LATAM Airlines Group posted record quarterly revenue during the three-month period ending in September, turning a $232 million profit – the airline’s fourth consecutive quarter in the black – as sales from passenger travel more than offset a decline in cargo revenue.
The Santiago-based carrier said on 31 October that its revenue for the third quarter reached $3.1 billion for the first time in the airline’s history, up 18.1% from the same period last year. Of that, passenger revenue accounted for $2.7 billion, rising 25.6% over the same three months in 2022. Cargo revenue fell 20% year on year.
LATAM’s capacity (measured in available seat kilometres) jumped 15.2% year on year, with international travel leading, up 29.2%.
The company’s executives express satisfaction with the airline’s achievements since emerging from Chapter 11 bankruptcy restructuring one year ago.
“On November 3, 2023, it will be one year since LATAM and certain of its affiliates successfully emerged from Chapter 11 proceedings,” chief financial officer Ramiro Alfonsin says. “In this regard, we have seen the exceptional resilience of the group and all of its employees. The results of these twelve months are a reflection of LATAM group’s value proposition, unique cost structure, healthy financial situation and leadership, both regionally and globally.”

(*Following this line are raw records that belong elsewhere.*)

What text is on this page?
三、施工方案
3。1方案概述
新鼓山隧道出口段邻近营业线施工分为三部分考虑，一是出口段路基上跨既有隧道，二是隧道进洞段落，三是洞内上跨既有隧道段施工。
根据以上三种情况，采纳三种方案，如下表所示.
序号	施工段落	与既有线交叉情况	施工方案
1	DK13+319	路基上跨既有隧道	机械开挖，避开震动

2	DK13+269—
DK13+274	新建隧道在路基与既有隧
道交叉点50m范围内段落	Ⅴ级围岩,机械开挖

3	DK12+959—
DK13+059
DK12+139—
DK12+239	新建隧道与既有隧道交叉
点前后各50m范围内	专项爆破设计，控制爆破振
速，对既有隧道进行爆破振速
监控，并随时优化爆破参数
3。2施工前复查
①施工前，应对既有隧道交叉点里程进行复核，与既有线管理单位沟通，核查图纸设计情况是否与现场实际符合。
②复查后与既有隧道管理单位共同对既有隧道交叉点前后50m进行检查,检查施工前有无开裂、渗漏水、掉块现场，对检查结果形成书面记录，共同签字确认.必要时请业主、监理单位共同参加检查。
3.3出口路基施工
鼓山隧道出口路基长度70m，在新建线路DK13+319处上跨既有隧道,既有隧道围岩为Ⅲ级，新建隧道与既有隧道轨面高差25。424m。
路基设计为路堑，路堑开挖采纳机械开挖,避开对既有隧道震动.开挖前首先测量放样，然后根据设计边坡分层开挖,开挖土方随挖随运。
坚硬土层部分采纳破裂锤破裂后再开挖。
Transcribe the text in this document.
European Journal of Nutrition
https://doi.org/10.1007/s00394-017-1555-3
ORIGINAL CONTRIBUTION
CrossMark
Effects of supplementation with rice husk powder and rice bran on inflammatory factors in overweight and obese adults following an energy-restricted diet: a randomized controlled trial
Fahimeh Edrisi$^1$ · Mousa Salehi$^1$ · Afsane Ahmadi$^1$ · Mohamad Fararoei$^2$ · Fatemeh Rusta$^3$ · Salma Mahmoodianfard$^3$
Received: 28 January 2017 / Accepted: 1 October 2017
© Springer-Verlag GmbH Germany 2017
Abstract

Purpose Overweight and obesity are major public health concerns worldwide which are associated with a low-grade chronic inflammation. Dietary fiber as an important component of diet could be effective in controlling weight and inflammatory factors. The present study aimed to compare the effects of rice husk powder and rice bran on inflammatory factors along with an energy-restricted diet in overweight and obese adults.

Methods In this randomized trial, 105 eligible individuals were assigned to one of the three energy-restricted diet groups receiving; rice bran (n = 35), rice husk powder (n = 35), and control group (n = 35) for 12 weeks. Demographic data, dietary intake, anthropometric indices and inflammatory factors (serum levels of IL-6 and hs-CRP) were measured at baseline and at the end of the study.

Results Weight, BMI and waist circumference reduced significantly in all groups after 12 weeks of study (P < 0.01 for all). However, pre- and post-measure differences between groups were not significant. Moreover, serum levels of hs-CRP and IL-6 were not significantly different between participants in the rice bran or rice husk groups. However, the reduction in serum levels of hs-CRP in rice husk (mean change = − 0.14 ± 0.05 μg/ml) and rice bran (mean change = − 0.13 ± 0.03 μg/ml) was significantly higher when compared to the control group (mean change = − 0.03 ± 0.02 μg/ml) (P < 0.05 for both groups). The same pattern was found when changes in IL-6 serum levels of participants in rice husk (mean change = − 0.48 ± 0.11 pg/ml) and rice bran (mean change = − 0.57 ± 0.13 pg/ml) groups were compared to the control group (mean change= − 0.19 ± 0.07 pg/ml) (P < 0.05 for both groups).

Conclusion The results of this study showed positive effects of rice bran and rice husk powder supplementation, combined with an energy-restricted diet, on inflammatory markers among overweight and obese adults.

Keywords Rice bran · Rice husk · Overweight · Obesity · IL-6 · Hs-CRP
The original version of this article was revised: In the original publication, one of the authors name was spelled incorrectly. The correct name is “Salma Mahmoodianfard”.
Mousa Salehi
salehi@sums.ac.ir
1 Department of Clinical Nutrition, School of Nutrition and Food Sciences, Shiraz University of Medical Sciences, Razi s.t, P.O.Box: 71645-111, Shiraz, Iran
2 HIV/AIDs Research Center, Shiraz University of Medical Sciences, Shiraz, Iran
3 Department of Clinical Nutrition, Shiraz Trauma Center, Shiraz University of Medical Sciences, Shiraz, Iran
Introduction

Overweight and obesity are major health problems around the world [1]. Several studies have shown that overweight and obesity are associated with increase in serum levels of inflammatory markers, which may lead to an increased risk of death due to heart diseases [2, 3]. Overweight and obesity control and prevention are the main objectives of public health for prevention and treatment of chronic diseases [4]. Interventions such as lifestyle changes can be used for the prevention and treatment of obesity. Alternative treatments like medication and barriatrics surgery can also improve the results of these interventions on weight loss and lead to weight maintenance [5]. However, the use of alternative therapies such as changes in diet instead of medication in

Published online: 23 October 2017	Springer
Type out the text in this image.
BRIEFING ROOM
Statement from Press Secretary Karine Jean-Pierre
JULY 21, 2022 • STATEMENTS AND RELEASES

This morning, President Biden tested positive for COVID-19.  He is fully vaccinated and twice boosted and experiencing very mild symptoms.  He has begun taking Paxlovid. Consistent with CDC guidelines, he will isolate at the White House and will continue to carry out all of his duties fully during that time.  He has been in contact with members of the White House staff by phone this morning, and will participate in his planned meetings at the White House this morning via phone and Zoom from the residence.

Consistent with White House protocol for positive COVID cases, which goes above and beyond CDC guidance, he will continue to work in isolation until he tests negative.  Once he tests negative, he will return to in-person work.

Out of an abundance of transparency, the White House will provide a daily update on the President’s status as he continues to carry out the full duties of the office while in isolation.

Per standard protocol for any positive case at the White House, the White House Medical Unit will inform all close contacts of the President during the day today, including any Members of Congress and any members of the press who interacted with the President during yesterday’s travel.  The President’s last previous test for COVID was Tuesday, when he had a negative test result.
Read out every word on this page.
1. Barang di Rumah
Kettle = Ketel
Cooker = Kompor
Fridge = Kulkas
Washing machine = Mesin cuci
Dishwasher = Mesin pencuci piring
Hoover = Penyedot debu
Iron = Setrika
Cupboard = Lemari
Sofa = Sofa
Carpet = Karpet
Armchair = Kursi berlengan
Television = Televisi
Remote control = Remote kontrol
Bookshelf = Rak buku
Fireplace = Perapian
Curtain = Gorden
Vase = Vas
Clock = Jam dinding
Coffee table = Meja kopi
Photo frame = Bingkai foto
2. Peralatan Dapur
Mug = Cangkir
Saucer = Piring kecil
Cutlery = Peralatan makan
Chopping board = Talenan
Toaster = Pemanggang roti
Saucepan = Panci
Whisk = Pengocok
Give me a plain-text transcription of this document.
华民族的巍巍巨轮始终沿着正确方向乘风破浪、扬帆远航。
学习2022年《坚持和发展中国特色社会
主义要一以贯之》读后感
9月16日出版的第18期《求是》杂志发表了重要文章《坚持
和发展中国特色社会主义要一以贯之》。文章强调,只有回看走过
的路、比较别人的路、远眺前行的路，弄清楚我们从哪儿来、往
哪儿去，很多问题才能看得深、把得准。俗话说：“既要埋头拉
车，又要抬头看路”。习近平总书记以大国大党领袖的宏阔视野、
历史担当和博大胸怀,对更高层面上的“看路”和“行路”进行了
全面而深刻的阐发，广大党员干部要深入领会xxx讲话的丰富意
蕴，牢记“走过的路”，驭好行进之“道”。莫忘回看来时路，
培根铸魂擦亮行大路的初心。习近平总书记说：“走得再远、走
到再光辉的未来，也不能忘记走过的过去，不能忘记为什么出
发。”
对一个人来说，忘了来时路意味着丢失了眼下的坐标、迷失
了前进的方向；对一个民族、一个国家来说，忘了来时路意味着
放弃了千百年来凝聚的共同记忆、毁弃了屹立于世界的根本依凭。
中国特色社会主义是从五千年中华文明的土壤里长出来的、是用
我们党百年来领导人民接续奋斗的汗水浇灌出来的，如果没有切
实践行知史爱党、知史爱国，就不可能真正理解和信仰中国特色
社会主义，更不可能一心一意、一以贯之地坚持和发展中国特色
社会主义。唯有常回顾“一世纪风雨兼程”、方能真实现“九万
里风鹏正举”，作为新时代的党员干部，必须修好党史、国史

LATAM and two of its regional airline peers – Aeromexico and Avianca – sought bankruptcy protection in mid-2020 as the Covid-19 global pandemic brought the industry to near-standstill. Unlike North American and European carriers, Latin American airlines did not receive sector-specific government financial aid to help weather the crisis.
“In that context, LATAM reported strong third-quarter results and reaffirms its updated full-year guidance, likely reaching the better end of the ranges,” Alfonsin adds. The company’s financial performance “has been progressively improving thanks to systematic work toward a long-term vision”.
LATAM’s load factor was 85.3% in the quarter, up 2.4 percentage points year on year, while it filled 87% of seats on international flights, the company says.
“International leads in strength vis-a-vis other segments,” adds chief executive Roberto Alvo. Within that segment, international long-haul travel is “slightly better” than international regional travel.
“The load factors are in the highest part of the 80’s and we expect to see these trends continue,” he says. “I am proud of where we are and we look forward to building on this.”
The carrier ended the third quarter with 321 aircraft in its fleet, including 245 Airbus narrowbodies, 58 Boeing widebodies and 18 Boeing freighters.
The group received four 787s, three A320neos, three Airbus A320s and its first Airbus A321neo during the quarter. The company says it used 49% sustainable aviation fuel (SAF) for the A321neo delivery flight from Hamburg, Germany. LATAM has committed to using 5% SAF for all of its flights by 2030.
The group recently ordered 13 additional A321neos, bringing its total orders to 76 of the type. Including other variants, LATAM holds orders for 111 A320-family jets. It expects to end the year with 334 aircraft, rising to 335 in 2024 and 341 in 2025.
Alfonsin says the company’s joint venture, started one year ago, with US carrier Delta Air Lines is developing as planned. ”We have grown connectivity in key hubs, launched several new routes and expect more from this partnership,” he says.
Executives warn LATAM’s operation may suffer from Pratt & Whitney’s recall, disclosed earlier this year, of thousands of PW1100G geared turbofan (GTF) engines, which power A320neo-family jets. The turbofans’ disks must be inspected or replaced due to an improper manufacturing process involving powdered metal.
The issue will force airlines globally to ground hundreds of jets at any given time, significantly impacting the aviation industry.
LATAM has 20 A321neos with PW1100Gs, says Alfonsin.
“This is still an evolving situation, and discussions are still ongoing to assess the potential impact that we will have,” he adds, saying LATAM may mitigate impacts by flying some first-generation A320-family jets longer than previously planned. “We think we will be able to mitigate and not disrupt the capacity plan that we have in 2024.”